As part of Event Analytics, anomalies can be consumed as new real-time events. At this point, those events can be used for a variety of automation. The Assure1 Custom Action Policy Engine (CAPE) leveraged with off-the-shelf policies to perform the encapsulation, correlation, escalation, and/or notification. This section covers the included policy that is leveraged for the product as shipped.

Suppress by Anomaly

This policy executes an RCA correlation action that effectively performs the following functions:

  1. Parse from anomaly the timestamp and influencers (effectively a net).

  2. Find events in the real-time database that are impacted by the anomaly (cast the net).

  3. Suppress/annotate RCA (EventID of anomaly event) for all events found.

Escalate by Anomaly

This policy executes an escalation action (increased severity) that effectively performs the following functions:

  1. Parse from anomaly the timestamp and influencers (effectively a net - i.e. EventKey).

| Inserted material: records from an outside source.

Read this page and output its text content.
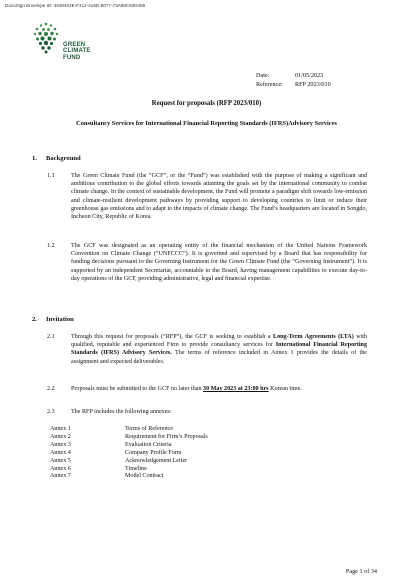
DocuSign Envelope ID: 4548402E-F412-415D-8077-73A88C93D458
GREEN
CLIMATE
FUND
Date:	01/05/2023
Reference:	RFP 2023/010
Request for proposals (RFP 2023/010)
Consultancy Services for International Financial Reporting Standards (IFRS)Advisory Services
1. Background
1.1	The Green Climate Fund (the “GCF”, or the “Fund”) was established with the purpose of making a significant and ambitious contribution to the global efforts towards attaining the goals set by the international community to combat climate change. In the context of sustainable development, the Fund will promote a paradigm shift towards low-emission and climate-resilient development pathways by providing support to developing countries to limit or reduce their greenhouse gas emissions and to adapt to the impacts of climate change. The Fund’s headquarters are located in Songdo, Incheon City, Republic of Korea.
1.2	The GCF was designated as an operating entity of the financial mechanism of the United Nations Framework Convention on Climate Change (“UNFCCC”). It is governed and supervised by a Board that has responsibility for funding decisions pursuant to the Governing Instrument for the Green Climate Fund (the “Governing Instrument”). It is supported by an independent Secretariat, accountable to the Board, having management capabilities to execute day-to-day operations of the GCF, providing administrative, legal and financial expertise.
2. Invitation
2.1	Through this request for proposals (“RFP”), the GCF is seeking to establish a Long-Term Agreements (LTA) with qualified, reputable and experienced Firm to provide consultancy services for International Financial Reporting Standards (IFRS) Advisory Services. The terms of reference included in Annex 1 provides the details of the assignment and expected deliverables.
2.2	Proposals must be submitted to the GCF no later than 30 May 2023 at 23:00 hrs Korean time.
2.3	The RFP includes the following annexes:
Annex 1	Terms of Reference
Annex 2	Requirement for Firm’s Proposals
Annex 3	Evaluation Criteria
Annex 4	Company Profile Form
Annex 5	Acknowledgement Letter
Annex 6	Timeline
Annex 7	Model Contract
Page 1 of 34
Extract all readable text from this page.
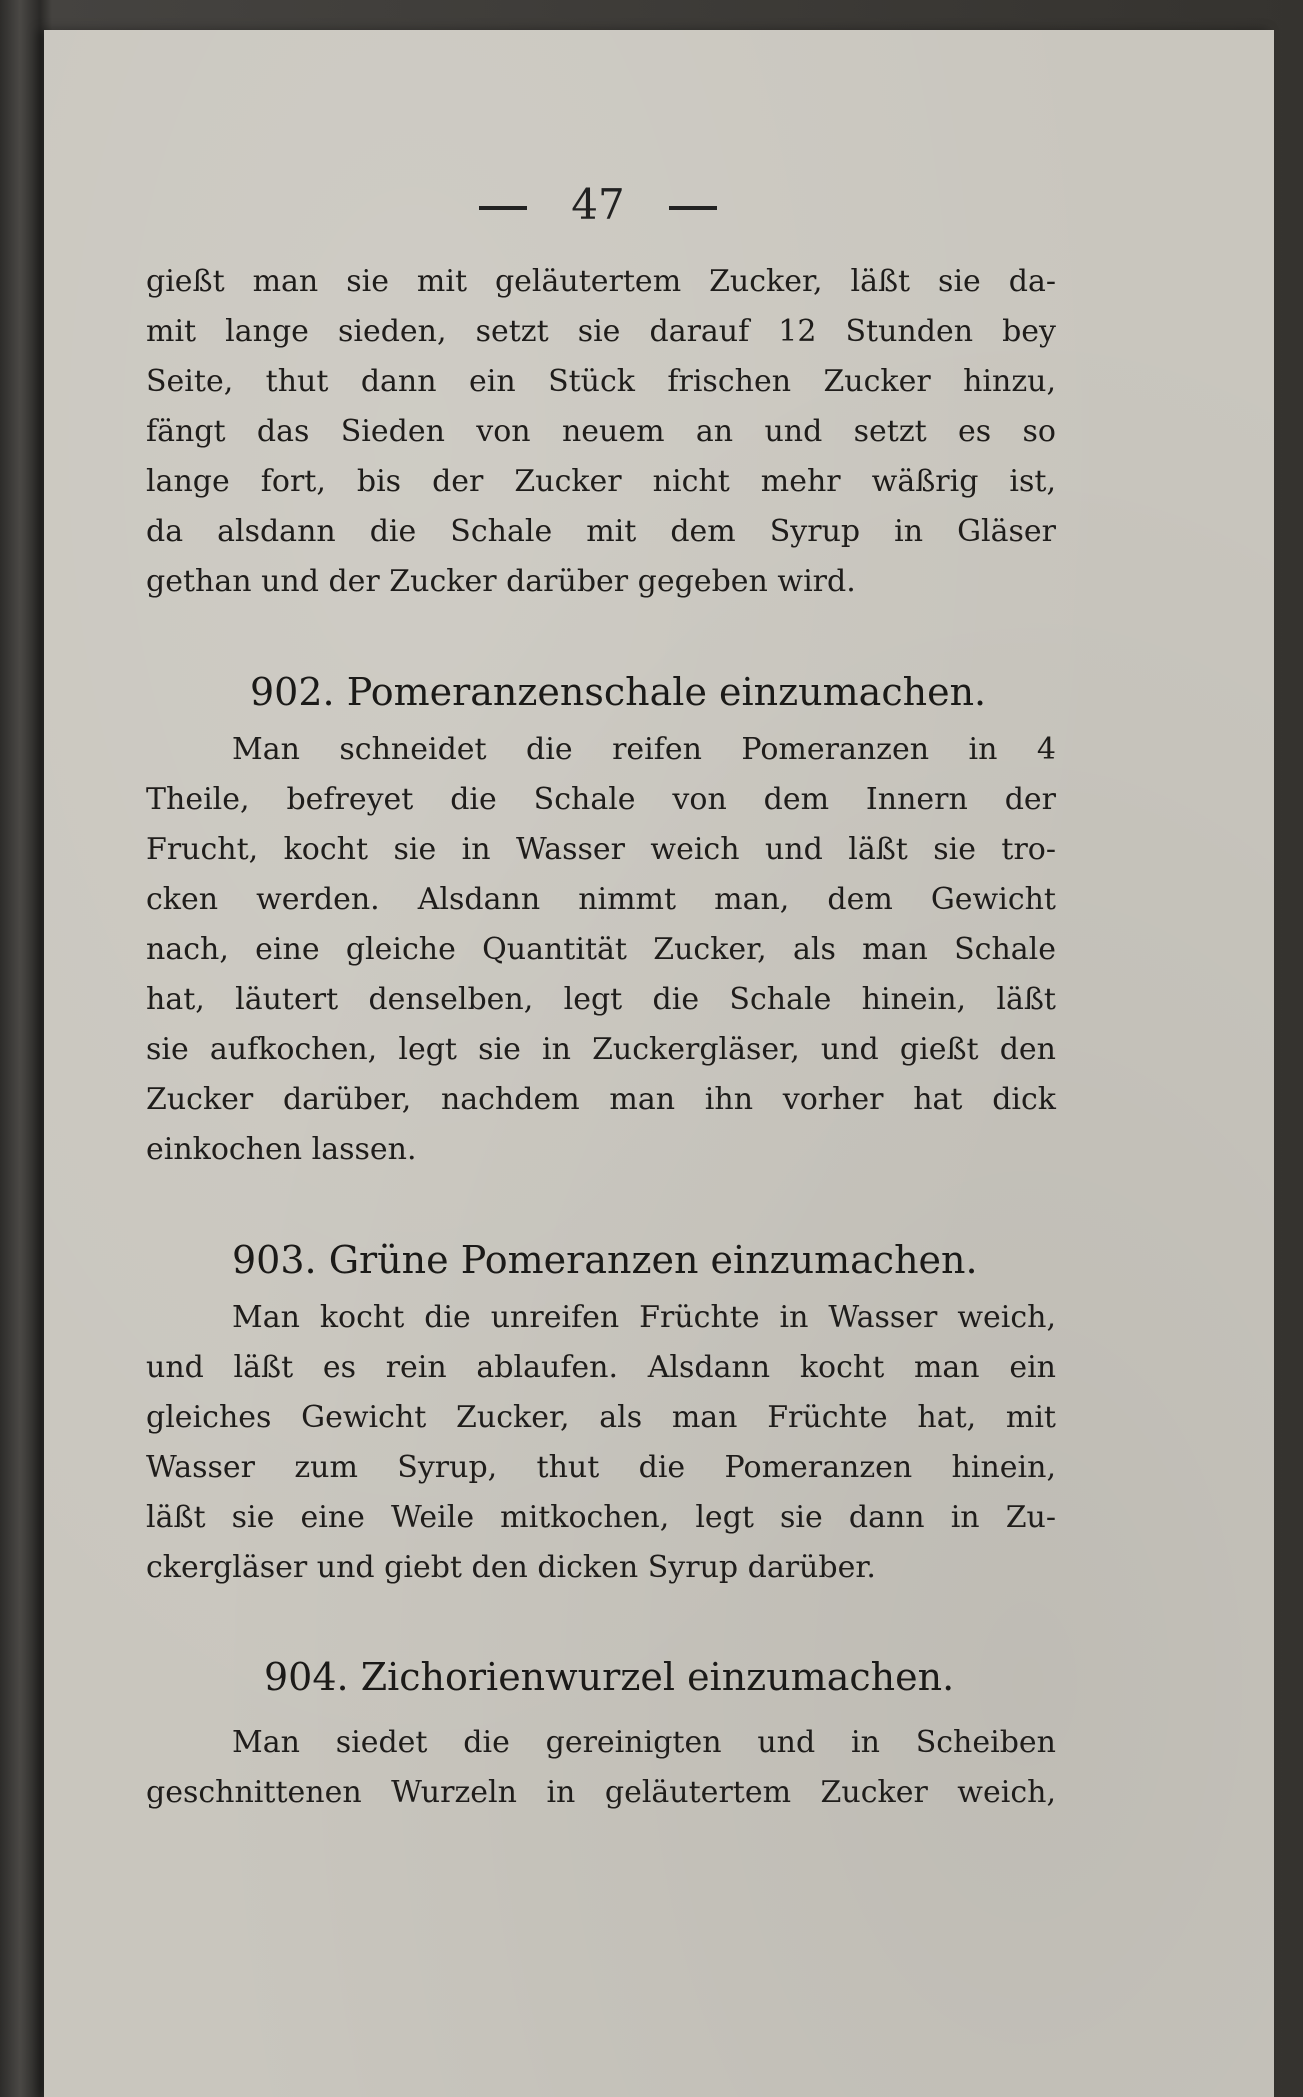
47
gießt man sie mit geläutertem Zucker, läßt sie da-
mit lange sieden, setzt sie darauf 12 Stunden bey
Seite, thut dann ein Stück frischen Zucker hinzu,
fängt das Sieden von neuem an und setzt es so
lange fort, bis der Zucker nicht mehr wäßrig ist,
da alsdann die Schale mit dem Syrup in Gläser
gethan und der Zucker darüber gegeben wird.
902. Pomeranzenschale einzumachen.
Man schneidet die reifen Pomeranzen in 4
Theile, befreyet die Schale von dem Innern der
Frucht, kocht sie in Wasser weich und läßt sie tro-
cken werden. Alsdann nimmt man, dem Gewicht
nach, eine gleiche Quantität Zucker, als man Schale
hat, läutert denselben, legt die Schale hinein, läßt
sie aufkochen, legt sie in Zuckergläser, und gießt den
Zucker darüber, nachdem man ihn vorher hat dick
einkochen lassen.
903. Grüne Pomeranzen einzumachen.
Man kocht die unreifen Früchte in Wasser weich,
und läßt es rein ablaufen. Alsdann kocht man ein
gleiches Gewicht Zucker, als man Früchte hat, mit
Wasser zum Syrup, thut die Pomeranzen hinein,
läßt sie eine Weile mitkochen, legt sie dann in Zu-
ckergläser und giebt den dicken Syrup darüber.
904. Zichorienwurzel einzumachen.
Man siedet die gereinigten und in Scheiben
geschnittenen Wurzeln in geläutertem Zucker weich,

  2. Find events in the real-time database that are impacted by the anomaly (cast the net).

  3. Escalate annotate RCA for all events found. New severity indicated by the anomaly event field, set in webhook aggregator rules.

Notify by Anomaly

This policy executes a notification action that effectively performs the following functions:

  1. Parse from anomaly the email addresses to notify

  2. Execute email (SMTP) notification

  3. Clears anomaly and marks journal that a notification was sent

Tips and Tricks

This section covers commonly used actions for administration with Assure1 Event Analytics. Each subsection will cover independent context.

  • The Kibana Dev Tools allows executing API calls without worrying about authentication or writing custom scripts.